Camping In The Winter - How To Stay Warm

Have you ever considered camping in the winter?
You may think that sounds like an absolutely ridiculous idea, but it may not be quite as bad as you may think. Waking up in a rural winter wonderland, away from the hustle and bustle of daily life can be a magical experience, not to mention one that for many people is an affordable alternative to more expensive holiday based accommodation. The main concern for people about camping outdoors in winter is how they stay warm, so let's dig in.
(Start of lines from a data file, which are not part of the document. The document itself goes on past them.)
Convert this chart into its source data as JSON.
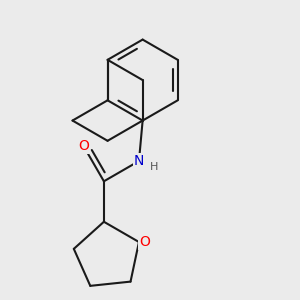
{
  "bg_color": "#ebebeb",
  "bond_color": "#1a1a1a",
  "bond_width": 1.5,
  "atom_colors": {
    "O": "#ff0000",
    "N": "#0000cc",
    "H": "#555555",
    "C": "#1a1a1a"
  },
  "font_size_atom": 10,
  "font_size_h": 8,
  "xlim": [
    -1.6,
    2.4
  ],
  "ylim": [
    -2.1,
    1.9
  ]
}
Keeping warm and comfortable while camping is the key to an enjoyable experience, and layers will become your new best friend. Layers help to trap the heat in and can also be put on or taken off as and when the weather changes. The key to layering:
  • The base layer
    Your base layer is like your second skin, stay clear of cotton as cotton traps moisture and can get cold. Instead, stick to merino wool or synthetic alternatives. If it’s really cold out you may want to wear more than one base layer.
  • The mid-layer
    Your mid-layer is your insulating layer and could be a fleece or some fleece-lined trousers. For extremely cold temperatures a down jacket can be worn in addition to a fleece layer for extra warmth.
  • The outer layer
    Your outer layer is what keeps you dry and so invest in some waterproof trousers as well as a waterproof coat. Remember to take this layer off before you get in the tent to avoid making everything else wet.
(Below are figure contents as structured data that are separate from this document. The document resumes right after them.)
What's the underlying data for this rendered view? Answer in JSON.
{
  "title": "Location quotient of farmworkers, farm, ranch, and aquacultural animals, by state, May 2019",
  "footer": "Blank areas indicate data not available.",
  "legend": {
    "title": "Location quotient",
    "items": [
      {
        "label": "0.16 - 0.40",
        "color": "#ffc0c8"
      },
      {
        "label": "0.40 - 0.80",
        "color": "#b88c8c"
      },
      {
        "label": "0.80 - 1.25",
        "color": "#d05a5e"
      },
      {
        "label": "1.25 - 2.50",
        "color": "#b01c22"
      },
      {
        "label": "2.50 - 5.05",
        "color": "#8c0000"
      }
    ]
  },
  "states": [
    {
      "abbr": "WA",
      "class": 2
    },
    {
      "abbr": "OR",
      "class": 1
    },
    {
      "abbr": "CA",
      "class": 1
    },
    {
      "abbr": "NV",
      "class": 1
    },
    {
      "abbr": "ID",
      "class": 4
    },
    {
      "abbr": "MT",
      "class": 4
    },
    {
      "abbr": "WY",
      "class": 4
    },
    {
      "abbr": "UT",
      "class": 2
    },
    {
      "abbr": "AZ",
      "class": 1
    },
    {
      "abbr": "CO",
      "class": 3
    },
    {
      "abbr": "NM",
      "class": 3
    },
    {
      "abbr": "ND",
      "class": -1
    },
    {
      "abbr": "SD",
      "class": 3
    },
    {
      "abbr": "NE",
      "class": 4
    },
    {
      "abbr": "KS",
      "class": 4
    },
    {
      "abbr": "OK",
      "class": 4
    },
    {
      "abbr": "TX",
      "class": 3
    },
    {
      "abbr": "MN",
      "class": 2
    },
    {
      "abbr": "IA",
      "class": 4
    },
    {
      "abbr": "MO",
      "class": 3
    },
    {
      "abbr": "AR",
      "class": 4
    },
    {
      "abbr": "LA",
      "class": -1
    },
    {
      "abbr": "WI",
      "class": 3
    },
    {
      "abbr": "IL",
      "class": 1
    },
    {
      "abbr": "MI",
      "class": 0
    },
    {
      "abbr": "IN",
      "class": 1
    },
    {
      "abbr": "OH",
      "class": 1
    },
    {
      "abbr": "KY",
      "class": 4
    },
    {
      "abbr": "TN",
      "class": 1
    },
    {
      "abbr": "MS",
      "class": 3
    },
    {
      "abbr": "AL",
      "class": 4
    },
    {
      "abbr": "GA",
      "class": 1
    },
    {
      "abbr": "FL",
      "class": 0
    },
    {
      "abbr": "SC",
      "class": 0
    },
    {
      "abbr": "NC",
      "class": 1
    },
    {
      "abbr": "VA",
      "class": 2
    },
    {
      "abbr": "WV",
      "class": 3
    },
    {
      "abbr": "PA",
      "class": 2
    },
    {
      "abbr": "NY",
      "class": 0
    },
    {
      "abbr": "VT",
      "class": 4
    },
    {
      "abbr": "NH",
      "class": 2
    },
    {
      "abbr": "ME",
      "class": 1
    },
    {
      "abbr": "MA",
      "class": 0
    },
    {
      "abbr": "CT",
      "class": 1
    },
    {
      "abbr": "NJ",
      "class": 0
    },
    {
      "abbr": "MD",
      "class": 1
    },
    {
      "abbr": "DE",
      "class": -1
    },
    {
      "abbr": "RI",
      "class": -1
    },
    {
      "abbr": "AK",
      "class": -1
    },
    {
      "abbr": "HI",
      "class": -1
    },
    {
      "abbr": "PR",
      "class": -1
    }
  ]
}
When thinking about layers, don’t forget your feet! Wear a thick pair of socks with a thin pair underneath and remember to bring plenty of pairs to swap into if things get damp. To give your feet a head start on getting warm, you can put your socks in your sleeping back with you at night, or use a pair of boot warmers to pre-warm your shoes.
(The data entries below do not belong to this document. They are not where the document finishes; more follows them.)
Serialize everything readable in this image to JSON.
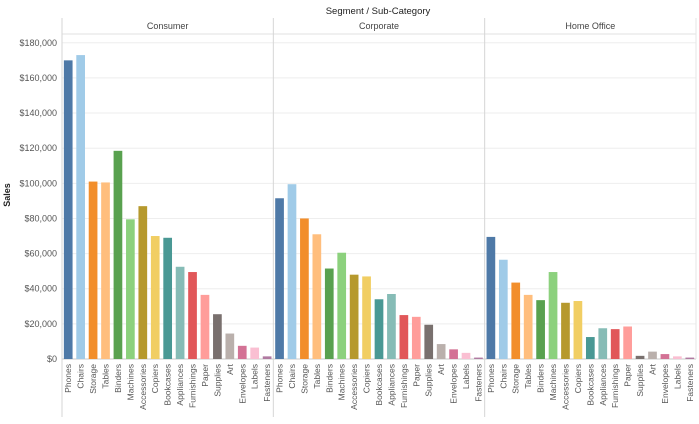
{
  "chart_data": {
    "type": "bar",
    "title": "Segment / Sub-Category",
    "ylabel": "Sales",
    "xlabel": "",
    "ylim": [
      0,
      185000
    ],
    "yticks": [
      "$0",
      "$20,000",
      "$40,000",
      "$60,000",
      "$80,000",
      "$100,000",
      "$120,000",
      "$140,000",
      "$160,000",
      "$180,000"
    ],
    "grid": true,
    "categories": [
      "Phones",
      "Chairs",
      "Storage",
      "Tables",
      "Binders",
      "Machines",
      "Accessories",
      "Copiers",
      "Bookcases",
      "Appliances",
      "Furnishings",
      "Paper",
      "Supplies",
      "Art",
      "Envelopes",
      "Labels",
      "Fasteners"
    ],
    "colors": [
      "#4e79a7",
      "#a0cbe8",
      "#f28e2b",
      "#ffbe7d",
      "#59a14f",
      "#8cd17d",
      "#b6992d",
      "#f1ce63",
      "#499894",
      "#86bcb6",
      "#e15759",
      "#ff9d9a",
      "#79706e",
      "#bab0ac",
      "#d37295",
      "#fabfd2",
      "#b07aa1"
    ],
    "series": [
      {
        "name": "Consumer",
        "values": [
          170000,
          173000,
          101000,
          100500,
          118500,
          79500,
          87000,
          70000,
          69000,
          52500,
          49500,
          36500,
          25500,
          14500,
          7500,
          6500,
          1500
        ]
      },
      {
        "name": "Corporate",
        "values": [
          91500,
          99500,
          80000,
          71000,
          51500,
          60500,
          48000,
          47000,
          34000,
          37000,
          25000,
          24000,
          19500,
          8500,
          5500,
          3500,
          800
        ]
      },
      {
        "name": "Home Office",
        "values": [
          69500,
          56500,
          43500,
          36500,
          33500,
          49500,
          32000,
          33000,
          12500,
          17500,
          17000,
          18500,
          1800,
          4200,
          2800,
          1500,
          800
        ]
      }
    ]
  }
}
Finally, top off your outfit with a hat, gloves, and scarf. You can lose more than half your body heat through your head, so find a waterproof and windproof hat for outside, and a nice knitted one to keep you warm inside the tent. Apply this same principle to gloves, and have a pair for outside, and a pair for inside.

Heat your body from the inside out with high energy hot meals, such as stews, a filling pasta dish, or hearty porridge. You can find some great camping recipes over on the Roving Foleys blog.
What to do at night
Temperatures can plummet at night, and as you are inactive it can be the hardest time to stay warm. In addition to all of the layers listed above, you will want to ensure that your sleeping bag is rated for outdoor use in winter. Don’t put your head inside, no matter how cold your nose gets as this can cause moisture to build up inside your sleeping bag from your breath. Instead, wrap a scarf around your face. To keep your feet toasty, sleep with a boot warmer in the bottom of your sleeping bag.